Courtesy of Rick Owens
That matters because once the climate becomes less stable, preparedness stops being a niche identity and starts becoming a general condition of living. The old fashion fantasy often relied on a quirky carelessness (at least for the last quarter of a century): the wrong shoe, the fragile fabric, the tiny bag, the jacket that protects only your ego. These things will probably not disappear (fashion would rather perish than become entirely reasonable), but they will have to compete with a new desirability: being equipped, not defeated by weather, and able to move through the day while still saying something. We are yet to learn how to do that, of course. Some guidance from the recent Rick Owens x Adidas collaboration might be useful — we're back to the topic of fan-assisted garments, which did look quite appealing in the 40+ weather of Paris in late June. We might even see reflections of this on the streets, as Owens is one of the few designers still mastering the trickle-down effect.
A need for new literacy
The real question is not whether fashion will adapt — it will. It is vain, inventive, commercial and human enough to survive almost anything, including its many previous declared deaths. The more interesting question is what happens in the lag, while the body, the product copy, the retailer and the sports lab have already accepted a reality that fashion imagery has not yet fully translated.

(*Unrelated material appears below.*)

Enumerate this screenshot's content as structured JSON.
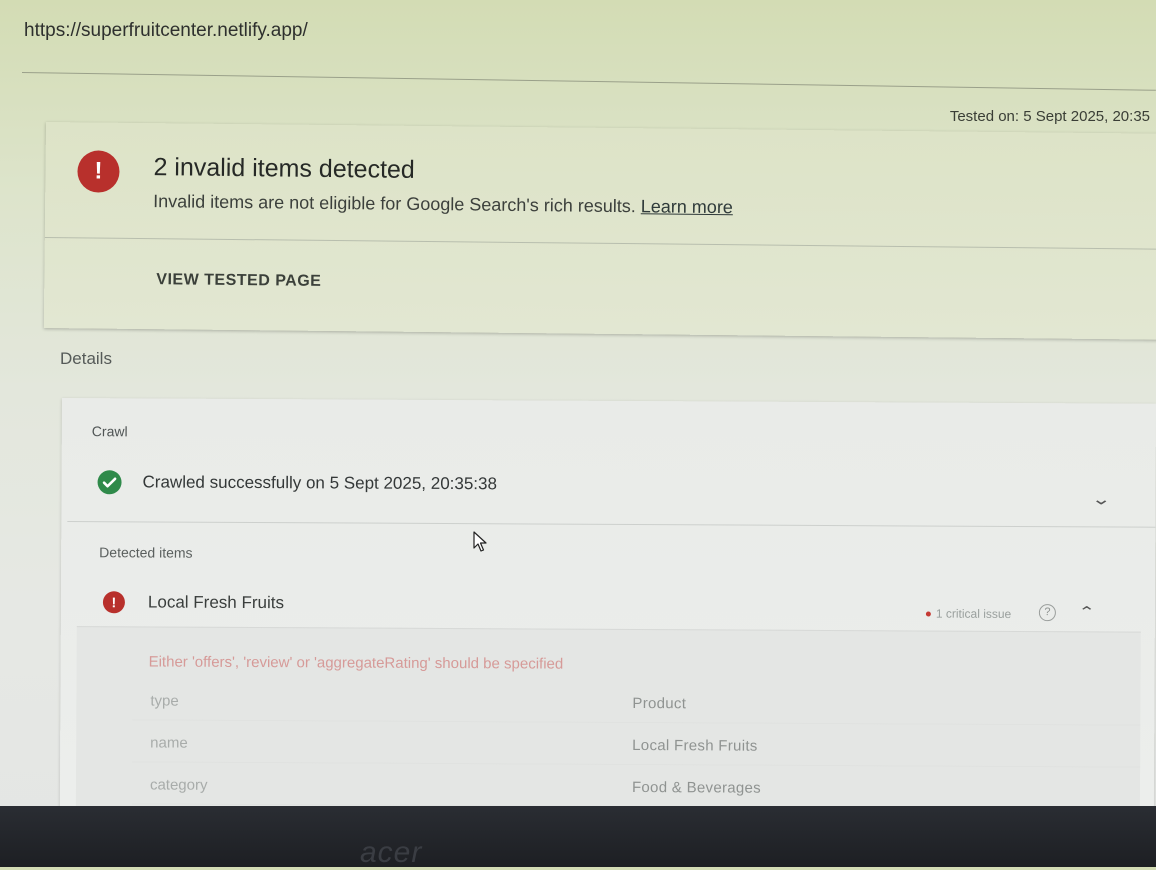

Heat does not only change garments, it changes what garments are able to say and how much they can carry while saying it. The signs themselves start meaning something else. Showing skin becomes less erotic or rebellious and more thermoregulatory. A loose dress stops being bohemian and states airflow. Sandals stop declaring holiday vibes and start saying feet must survive. That is a stranger problem than "people dress lighter when it is hot." It suggests climate change is not just altering fashion as a product, but fashion as language — both the volume of the signal and what the signal now stands for. The medium itself is under pressure. Clothes still speak, but in heat they speak through fewer tools, in a changed vocabulary, under stricter bodily conditions.
It is an embarrassing truth that the 30 and 40+ degrees of recent years have reminded us that fashion was never as independent from the physically functioning body as it likes to pretend. It has manipulated the body, put some of it on a pedestal, hidden most of it — but for a long time now, it has lost the actual connection to the primitive. We have had it too comfy even in the Nordic blizzards.
Photographer by Phil Oh
Perhaps we need to learn a different way of reading fashion under heat, and performing it: one that does not confuse fewer garments with fewer ideas, or adaptation with surrender. One more attentive to the compressed intelligence of dressing when the body has fewer tolerances. Hot-climate fashion may have understood this all along; we were simply too busy in layers to notice.
Before clothes can be signs, they are surfaces against skin. That doesn't mean we give up as cultural beings and all wear the same f****** uniform linen shirt or a frilly dress. We have to find the skills to make new meaning, beauty, tension and desire under heat. We have to learn how to fashion, how to sign again — an interesting task, even as I plan my own relocation to Iceland, the final frontier for cold-seeking, Viking-blooded fashion critics.